Now, if Anderson really does think experience levels are important, I have supported an alternative: Keep the experience levels, but set the legally-required wage to the 75th percentile within the given experience level for the given occupation and region. This would address Type I savings.
As Paul Almeida of DPE has pointed out, the employers claim to hire H-1Bs because those workers have SOMETHING SPECIAL—maybe a rare, “hot” skill like Android programming, maybe a degree from a top school, etc.
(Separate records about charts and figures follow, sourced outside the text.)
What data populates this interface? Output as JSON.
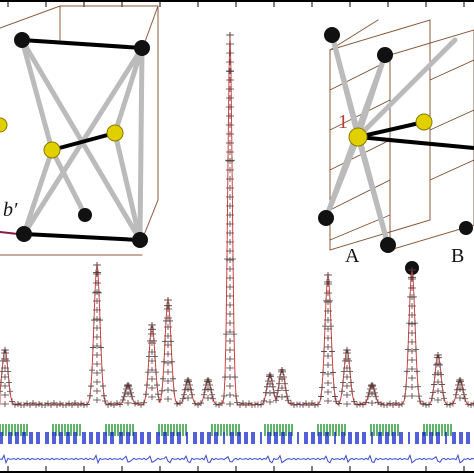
{
  "figure": {
    "inset_left": {
      "axis_label": "b′"
    },
    "inset_right": {
      "site_label": "1",
      "plane_labels": [
        "A",
        "B"
      ]
    }
  }
}
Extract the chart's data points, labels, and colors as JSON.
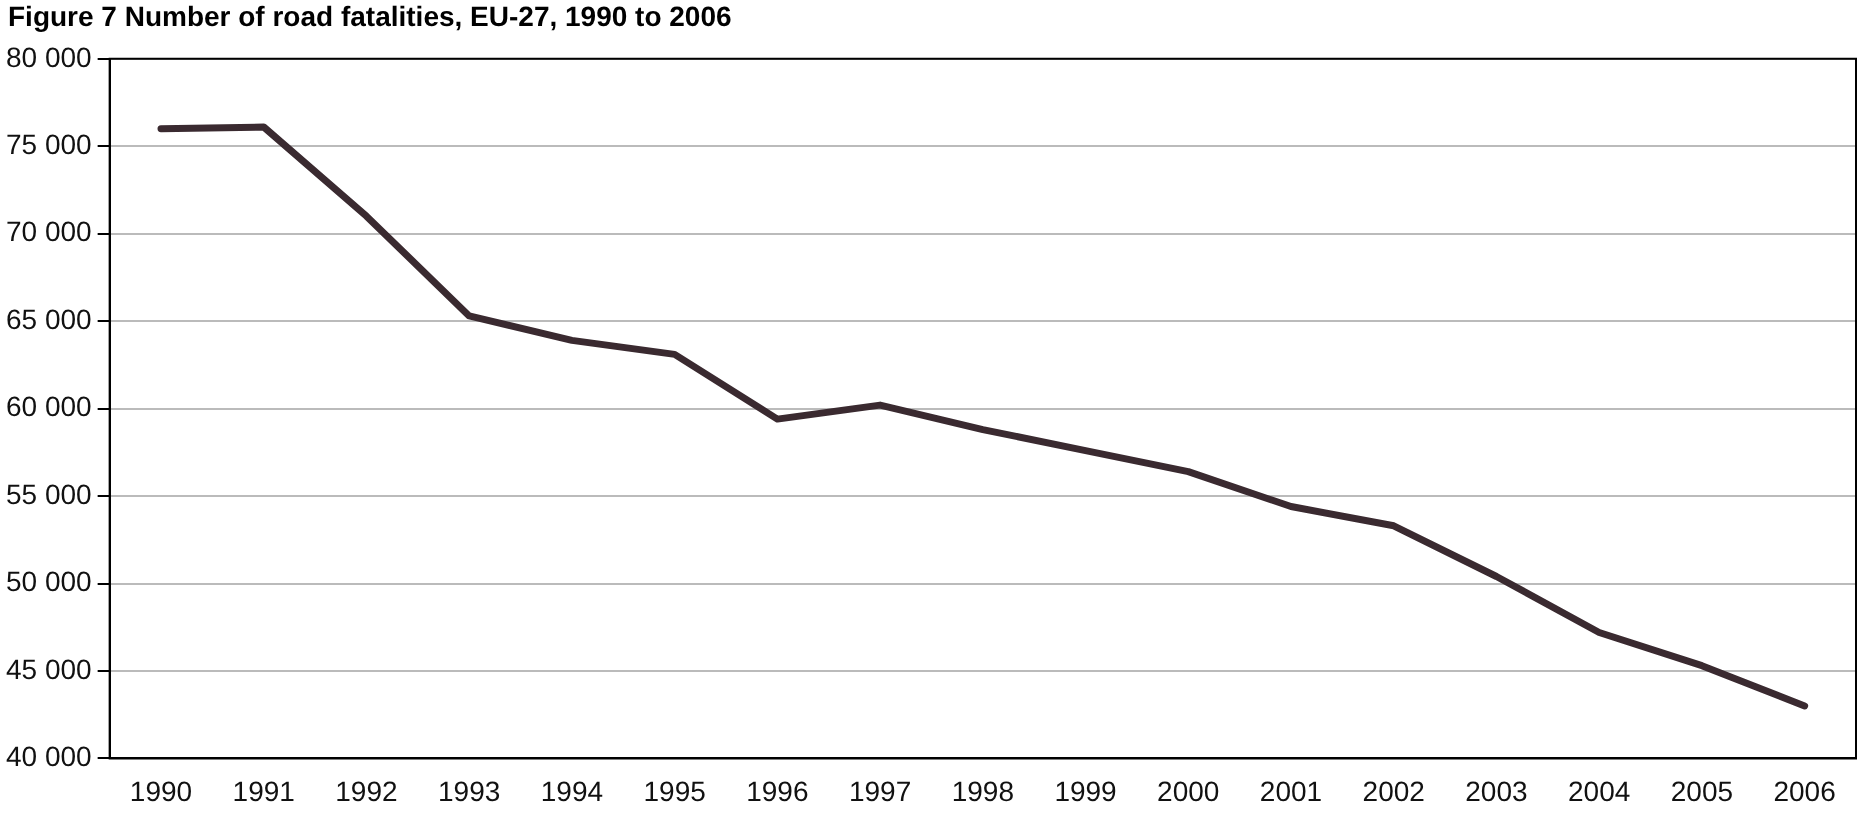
{
  "chart_data": {
    "type": "line",
    "title": "Figure 7  Number of road fatalities, EU-27, 1990 to 2006",
    "categories": [
      "1990",
      "1991",
      "1992",
      "1993",
      "1994",
      "1995",
      "1996",
      "1997",
      "1998",
      "1999",
      "2000",
      "2001",
      "2002",
      "2003",
      "2004",
      "2005",
      "2006"
    ],
    "series": [
      {
        "color": "#3a2a30",
        "values": [
          76000,
          76100,
          71000,
          65300,
          63900,
          63100,
          59400,
          60200,
          58800,
          57600,
          56400,
          54400,
          53300,
          50400,
          47200,
          45300,
          43000
        ]
      }
    ],
    "ylim": [
      40000,
      80000
    ],
    "yticks": [
      40000,
      45000,
      50000,
      55000,
      60000,
      65000,
      70000,
      75000,
      80000
    ],
    "grid": "y",
    "legend": false,
    "marker": "none",
    "line_style": "solid"
  }
}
If so, on the open market, the employers would have to pay a major premium for this, as the MIT example illustrates. Currently, the law sets the prevailing wage level at only the AVERAGE wage. In other words, the employers are getting (what they claim to be) ABOVE-AVERAGE workers for only AVERAGE prices. Talk about having a thumb on the scale!
Accordingly, setting the prevailing wage at the 75th percentile within the given experience level would be eminently reasonable. Ostensibly, this would be a variation on the Grassley bill that Anderson ought to agree with. What do you say, Stuart?